Friday, April 25, 2008

Mint Stout

Here goes another 1 gallon stout yeast starter. Still one more stout idea that may spark something unusual for my brother's wedding in the Fall.

This an improvised version from Randy Mosher's Radical Brewing. Here I used some starter wort from some previous batches, adding a touch of crystal into it. Then I put in chocolate malt for half the dark grain proportion and split the other half into Roasted Barley and Black Patent. The boiling wort smelled quite good.

The hopping is pushed a little to the aromatic side by 5 minutes. The mints were added as close to the level as Randy's recipe, and smelled quite nice at knockout. This batch filled the gallon jug to the very top, and was poured over sediment from an initial pint starter.

Mint Stout

Grains & Fermentables
1.00 lb. Briess Light DME
44.0 oz. Amber All-grain wort (from previous batches)
0.20 lb. Belgian Biscuit
0.10 lb. Rst. Barley/Black Patent
0.10 lb. Chocolate Malt
0.10 lb. CaraPils

Hops
.10 oz. Centennial, 9.5%, pellet, 90+min
.20 oz. Centennial, 9.5%, pellet, 15min
.20 oz. Spearmint, fresh, sliced, KO
.02 oz. Peppermint, dried, KO

Yeast
Wyeast 1056: American Ale (decanted, 1 pint starter)

Brew Day Stats

Brewed: 4/25/08
Bottled: 5/12/08

OG: 1.054
IBU: approx. 46
Color/SRM: Black/38
Ferment Temp: 72-78°F

ABV: approx. 4.5-5%


Tasting Notes

Appearance: Black with a strong dense and lasting tan head, almost opaque with some haze, and orange/amber highlights
Aroma: Minty, sweet, chocolate, reminiscent of mint chocolate chip ice cream
Taste: minty, chocolate, balanced bitterness w/ sweetness, some tartness almost like a lactose quality, light roast flavors
Mouthfeel: medium-light, good carbonation
Aftertaste: mint and light bitterness on back of tongue
Drinkability: Unique, drinkable, refreshing, surprisingly balanced with a good taste in an unconventional flavored stout beer. Definitely worth trying out, by following this or Mosher's recipe.

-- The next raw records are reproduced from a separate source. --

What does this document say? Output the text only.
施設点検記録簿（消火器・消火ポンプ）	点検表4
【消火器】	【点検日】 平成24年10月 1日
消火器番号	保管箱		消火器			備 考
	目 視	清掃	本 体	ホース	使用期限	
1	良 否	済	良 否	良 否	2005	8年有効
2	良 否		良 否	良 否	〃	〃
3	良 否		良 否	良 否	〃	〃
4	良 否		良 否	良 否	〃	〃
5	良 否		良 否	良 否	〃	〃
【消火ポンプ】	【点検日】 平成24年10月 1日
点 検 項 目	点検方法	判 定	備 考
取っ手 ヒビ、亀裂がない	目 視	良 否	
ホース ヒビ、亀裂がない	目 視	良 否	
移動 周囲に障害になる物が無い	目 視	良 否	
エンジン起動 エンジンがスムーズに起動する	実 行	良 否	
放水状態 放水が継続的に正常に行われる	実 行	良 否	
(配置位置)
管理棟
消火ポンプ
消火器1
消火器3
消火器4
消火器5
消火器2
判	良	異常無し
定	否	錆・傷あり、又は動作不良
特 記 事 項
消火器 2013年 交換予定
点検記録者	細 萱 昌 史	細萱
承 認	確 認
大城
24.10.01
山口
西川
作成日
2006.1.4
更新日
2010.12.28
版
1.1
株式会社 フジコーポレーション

Click here to see a full list of one gallon batches.
Here to see Mint Stout 2.
And here to see the Raisin Toast Stout.

2 comments:

John said...

Heather says: "What does that mean: Raisin Toast Stout??? That's like my favorite kind of toast!"

Blog looks amazing! Keep it up, buddy. Just one more rolfing sessions left!

J

Ted Danyluk said...

Oh Heather, what a great question. I love it, just love it. As you may have noticed, there aint a lick of raisins or toast in the recipe. But I was trying to get those flavors into the beer by using two character malts.

1. Dark crystal malts (80-120L) provide a beer with deep and dark raisin/plum/prune flavors when added at greater amounts. Very dark Belgian ales highlight these malts and flavors. In this recipe, I added enough to really stand out.

2. Victory or Biscuit malts add a warm toasted flavor to beer and a certain dryness. You may notice a lot of these flavors in Amber and Brown ales. I wanted a lot of this character in the stout too.

In all, this beer came out quite nice. It was named before I tasted it, but I think it fits well enough. If it was brewed as a full batch, I think the prune flavors would have come out even more.

Thanks John, as you taste more and more quality beers, and learn about what goes into them, some of my beer terminology may become easier to understand. So as I keep up with my site, you keep up with drinking fine ales and lagers, and visit often. Thanks for your support bro.